I set up the birth tub the night before Mia was born. It wasn’t out of expectation. The next day was her due date and I figured, out of any day, that’d be the least likely she’d arrive. But she did. First thing in the morning. It had nothing to do with a mother’s intuition. I wasn’t a mother yet.
I suppose there might be some similarities to an article I wrote going viral, but maybe not. Writing is something you nurture and care for and witness its growth over time. Maybe, just possibly, it could be your own, inner child. Or maybe I’m looking too much into it.
All I know is, the day before my article on Vox came out, I met with a friend who’s a web designer for Mamalode. We talked about switching my blog to a different platform, SEO, and, finally, starting a professional page on Facebook.
I’d anticipated the pieces coming out on Vox and Scary Mommy for a couple of days. I’d flipped my blog all around, changing pages and pictures, and changing the title. I shut down my Facebook page, making all posts only visible to friends, and made myself a “Stephanie Land, Writer” page. It felt pretentious and weird, but freelancing is my business and that means promoting my brand to get clients, even if that brand is me. Either way, I had to proclaim myself publically as a writer and own it, even though it felt cheesy.
My boss called me Thursday morning right after I’d gotten up. Coraline had been up late and slept in. I was still groggy, had barely gotten out to let the dog pee, and definitely hadn’t had any coffee.
“Have you checked online yet? Your piece came out on Vox, I bet you’re excited about that!” she said.
I hadn’t even woken up my computer yet. The old laptop takes several minutes to get moving in the morning. I let it do its thing, finished my conversation, and went about attempting to boil water for coffee. My bank account was overdrawn for the first time in years. My truck wasn’t running right and needed to get checked out. And I had to mail documents for a hearing next week.

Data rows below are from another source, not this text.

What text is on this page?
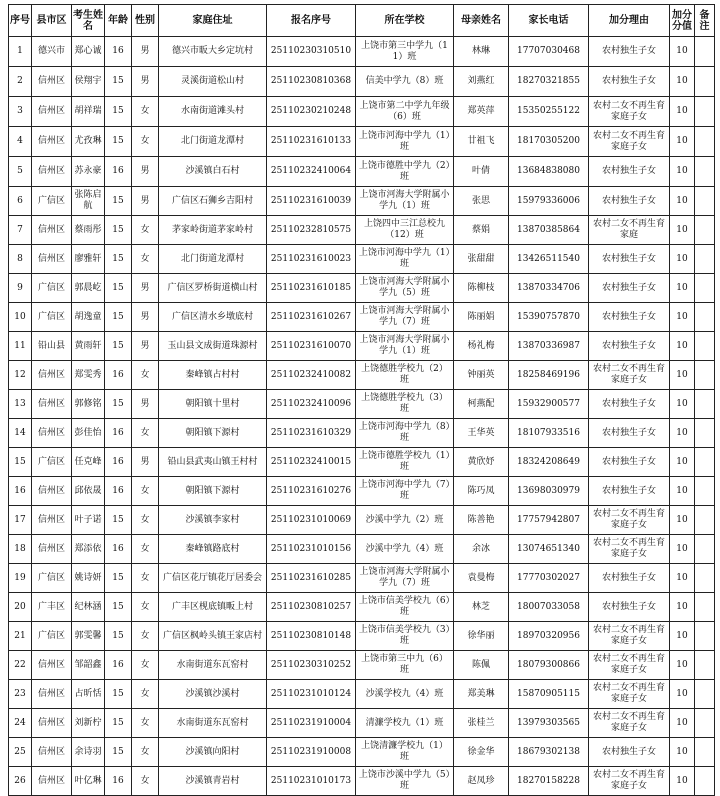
序号	县市区	考生姓名	年龄	性别	家庭住址	报名序号	所在学校	母亲姓名	家长电话	加分理由	加分分值	备注
1	德兴市	郑心诚	16	男	德兴市昄大乡定坑村	25110230310510	上饶市第三中学九（11）班	林琳	17707030468	农村独生子女	10	
2	信州区	侯翔宇	15	男	灵溪街道松山村	25110230810368	信美中学九（8）班	刘燕红	18270321855	农村独生子女	10	
3	信州区	胡祥瑞	15	女	水南街道滩头村	25110230210248	上饶市第二中学九年级（6）班	郑英萍	15350255122	农村二女不再生育家庭子女	10	
4	信州区	尤孜琳	15	女	北门街道龙潭村	25110231610133	上饶市河海中学九（1）班	廿祖飞	18170305200	农村二女不再生育家庭子女	10	
5	信州区	苏永豪	16	男	沙溪镇白石村	25110232410064	上饶市德胜中学九（2）班	叶倩	13684838080	农村独生子女	10	
6	广信区	张陈启航	15	男	广信区石狮乡吉阳村	25110231610039	上饶市河海大学附属小学九（1）班	张思	15979336006	农村独生子女	10	
7	信州区	蔡雨彤	15	女	茅家岭街道茅家岭村	25110232810575	上饶四中三江总校九（12）班	蔡娟	13870385864	农村二女不再生育家庭	10	
8	信州区	廖雅轩	15	女	北门街道龙潭村	25110231610023	上饶市河海中学九（1）班	张甜甜	13426511540	农村独生子女	10	
9	广信区	郭晨屹	15	男	广信区罗桥街道横山村	25110231610185	上饶市河海大学附属小学九（5）班	陈柳枝	13870334706	农村独生子女	10	
10	广信区	胡逸童	15	男	广信区清水乡墩底村	25110231610267	上饶市河海大学附属小学九（7）班	陈丽娟	15390757870	农村独生子女	10	
11	铅山县	黄雨轩	15	男	玉山县文成街道珠源村	25110231610070	上饶市河海大学附属小学九（1）班	杨礼梅	13870336987	农村独生子女	10	
12	信州区	郑雯秀	16	女	秦峰镇占村村	25110232410082	上饶德胜学校九（2）班	钟丽英	18258469196	农村二女不再生育家庭子女	10	
13	信州区	郭修铭	15	男	朝阳镇十里村	25110232410096	上饶德胜学校九（3）班	柯燕配	15932900577	农村独生子女	10	
14	信州区	彭佳怡	16	女	朝阳镇下源村	25110231610329	上饶市河海中学九（8）班	王华英	18107933516	农村独生子女	10	
15	广信区	任克峰	16	男	铅山县武夷山镇王村村	25110232410015	上饶市德胜学校九（1）班	黄欣妤	18324208649	农村独生子女	10	
16	信州区	邱依晟	16	女	朝阳镇下源村	25110231610276	上饶市河海中学九（7）班	陈巧凤	13698030979	农村独生子女	10	
17	信州区	叶子诺	15	女	沙溪镇李家村	25110231010069	沙溪中学九（2）班	陈善艳	17757942807	农村二女不再生育家庭子女	10	
18	信州区	郑添依	16	女	秦峰镇路底村	25110231010156	沙溪中学九（4）班	余冰	13074651340	农村二女不再生育家庭子女	10	
19	广信区	姚诗妍	15	女	广信区花厅镇花厅居委会	25110231610285	上饶市河海大学附属小学九（7）班	袁曼梅	17770302027	农村独生子女	10	
20	广丰区	纪林涵	15	女	广丰区枧底镇畈上村	25110230810257	上饶市信美学校九（6）班	林芝	18007033058	农村独生子女	10	
21	广信区	郭雯馨	15	女	广信区枫岭头镇王家店村	25110230810148	上饶市信美学校九（3）班	徐华丽	18970320956	农村二女不再生育家庭子女	10	
22	信州区	邹韶鑫	16	女	水南街道东瓦窑村	25110230310252	上饶市第三中九（6）班	陈佩	18079300866	农村二女不再生育家庭子女	10	
23	信州区	占昕恬	15	女	沙溪镇沙溪村	25110231010124	沙溪学校九（4）班	郑美琳	15870905115	农村二女不再生育家庭子女	10	
24	信州区	刘新柠	15	女	水南街道东瓦窑村	25110231910004	清濂学校九（1）班	张桂兰	13979303565	农村二女不再生育家庭子女	10	
25	信州区	余诗羽	15	女	沙溪镇向阳村	25110231910008	上饶清濂学校九（1）班	徐金华	18679302138	农村独生子女	10	
26	信州区	叶亿琳	16	女	沙溪镇青岩村	25110231010173	上饶市沙溪中学九（5）班	赵凤珍	18270158228	农村二女不再生育家庭子女	10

I squinted at my email account, and had a bunch of messages about people following my blog. I frowned, not really knowing what that meant, and checked my blog stats. It’d had almost 4,000 hits in the last hour. Comments were coming in so fast I couldn’t keep up and finally shut them down. Most of them were positive, but quite a few were negative.
I’d known the Vox piece would cause a stir, and knew it’d piss a lot of people off, possibly defaming my character a bit, but the story and writing were excellent. I trusted most people would see through it, and see the real story that needed to be told: that the big house on the hill doesn’t mean a perfect, happy, life, and my disenchantment from discovering that as a maid.
The comments kept coming in, and people were searching me on Google to get to my blog. They were sending me awful messages, but most were extremely supportive and even inspiring. I kept thinking, “I’m so grateful I started that public page last night.” Most of my Facebook page had been public lately in an effort to promote myself. I couldn’t imagine having thousands of people flipping through years of posts and pictures. I hadn’t expected the popularity at all, but maybe it was a mother’s intuition to protect her kids, I don’t know.
By noon, blog traffic had reached 10,000 hits, which was close to how many hits it’d ever received since I started it in 2009. People from larger news outlets had contacted me for permission to run the story, or if I could send them more of it. Then I got a message from an agent interested in the book I’ve been working on.
I still hadn’t brushed my teeth. I’d boiled water for coffee three times. And why wasn’t the mechanic calling me back?
I finally got a hold of Mia to tell her the news. She’s still visiting her dad until Sunday.
“So I’m extra extra famous now?” she said.
“Yup, sweetie, the book I’m writing about you will probably get published now,” I said.
I could hear her smile through the phone. She told me about her new doll, and all the accessories that came with it. I was so happy to hear her little voice.
You start out on journeys to be a writer, hidden in rooms, scribbling in notebooks, hiding them from others. They’re your private thoughts. They’re things you wouldn’t tell a best friend. Then you get published, and it’s the deepest, most confusing exposure. Part of you is thrilled to get noticed while the other part is terrified that someone has discovered how you really feel. Then you remind yourself to sit back, and enjoy it.
Because this is what over 20 years of hard work paying off looks like. This is what your kids will learn. That if you keep at it, keep working at the dream, you’ll get there. They can choose to do anything, and they’ll know it’ll be possible because they watched you do the same.